At the beginning of the study, participants were experiencing clinically significant levels of disability as measured by the World Health Organization Disability Assessment Scale 2.0, which assesses disability in six functional domains, including cognition, mobility, self-care, getting along, life activities and community participation. In addition, 23 met the criteria for PTSD, 14 for an anxiety disorder and 15 for alcohol use disorder. In their lifetimes, 19 participants had been suicidal and seven had attempted suicide.

“These men were incredibly intelligent, high-performing individuals who experienced life-altering functional disability from TBI during their time in combat,” Williams said. “They were all willing to try most anything that they thought might help them get their lives back.”

The trial results indicated that on average, treatment with ibogaine immediately led to significant improvements in functioning, PTSD, depression and anxiety. The effects persisted until at least one month after treatment—the endpoint of the study. Before treatment, the veterans had an average disability rating of 30.2 on the disability assessment scale, equivalent to mild to moderate disability.
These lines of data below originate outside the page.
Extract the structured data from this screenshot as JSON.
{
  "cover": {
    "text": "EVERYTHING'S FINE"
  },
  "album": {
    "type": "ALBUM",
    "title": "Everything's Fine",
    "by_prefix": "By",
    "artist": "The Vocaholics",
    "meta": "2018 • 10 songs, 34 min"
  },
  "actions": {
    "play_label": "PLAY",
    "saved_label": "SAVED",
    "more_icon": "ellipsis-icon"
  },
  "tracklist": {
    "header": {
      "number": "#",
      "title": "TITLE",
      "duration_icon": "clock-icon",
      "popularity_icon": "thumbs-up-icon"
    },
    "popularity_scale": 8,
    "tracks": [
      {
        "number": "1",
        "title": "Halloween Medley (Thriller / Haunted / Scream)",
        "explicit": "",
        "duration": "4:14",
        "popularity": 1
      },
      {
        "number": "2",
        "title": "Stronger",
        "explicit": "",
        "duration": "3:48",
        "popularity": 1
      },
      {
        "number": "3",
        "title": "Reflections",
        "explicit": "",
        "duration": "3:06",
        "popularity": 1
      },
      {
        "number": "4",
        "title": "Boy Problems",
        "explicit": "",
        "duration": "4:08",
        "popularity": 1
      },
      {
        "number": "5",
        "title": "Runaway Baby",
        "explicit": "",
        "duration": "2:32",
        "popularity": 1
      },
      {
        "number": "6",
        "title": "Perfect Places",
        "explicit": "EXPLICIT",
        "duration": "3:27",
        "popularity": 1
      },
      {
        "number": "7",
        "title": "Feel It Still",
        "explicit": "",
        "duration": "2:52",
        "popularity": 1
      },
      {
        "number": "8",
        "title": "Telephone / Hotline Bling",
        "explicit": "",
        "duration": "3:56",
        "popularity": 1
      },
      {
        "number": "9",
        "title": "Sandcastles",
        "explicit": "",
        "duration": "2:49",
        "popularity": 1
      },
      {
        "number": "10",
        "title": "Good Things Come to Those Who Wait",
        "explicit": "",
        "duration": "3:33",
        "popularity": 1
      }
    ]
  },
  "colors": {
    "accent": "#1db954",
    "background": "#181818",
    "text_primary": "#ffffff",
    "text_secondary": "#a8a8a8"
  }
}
One month after treatment, that rating improved to 5.1, indicating no disability. Similarly, one month after treatment participants experienced average reductions of 88% in PTSD symptoms, 87% in depression symptoms and 81% in anxiety symptoms relative to how they were before ibogaine treatment. “After MISTIC, participants showed a remarkable reduction in these symptoms with large effect sizes (Cohen’s d > 2 on clinician-rated psychiatric assessments) and the benefits were sustained at the 1-month follow-up,” the authors wrote.

Formal cognitive testing also revealed improvements in participants’ concentration, information processing, memory and impulsivity…“Neuropsychological testing (NPT) revealed areas of improvement after treatment, particularly in processing speed and executive function, without any detrimental changes observed.”

During treatment, veterans reported typical symptoms such as headaches and nausea, but there were no serious side effects associated with ibogaine treatment, and no instances of the heart problems.

Noting limitations of their study, and the need for additional trials to replicate their findings, particularly in non-mild TBI cases, the investigates concluded, “In summary, our study provides initial evidence to suggest that MISTIC could be a powerful therapeutic for the transdiagnostic psychiatric symptoms that can emerge after TBI and repeated exposure to blasts and combat, including suicidality… Importantly, our results indicate that ibogaine can be administered safely.”

The research team is now planning further analysis of additional data collected on the veterans but not included in the reported study, including brain scans that could help reveal how ibogaine led to improvements in cognition. They also hope to launch studies in the future that will provide additional understanding into how the drug might be used to treat TBI.

The drastic effects of ibogaine on TBI may also suggest that the drug holds broader therapeutic potential for other neuropsychiatric conditions. The authors stated, “Although outside the context of TBI and veterans, our findings are consistent with previous studies suggesting benefits of treatment with psychedelic substances across several psychiatric disorders.” Williams added, “In addition to treating TBI, I think this may emerge as a broader neuro-rehab drug. I think it targets a whole host of different brain areas and can help us better understand how to treat other forms of PTSD, anxiety and depression that aren’t necessarily linked to TBI.”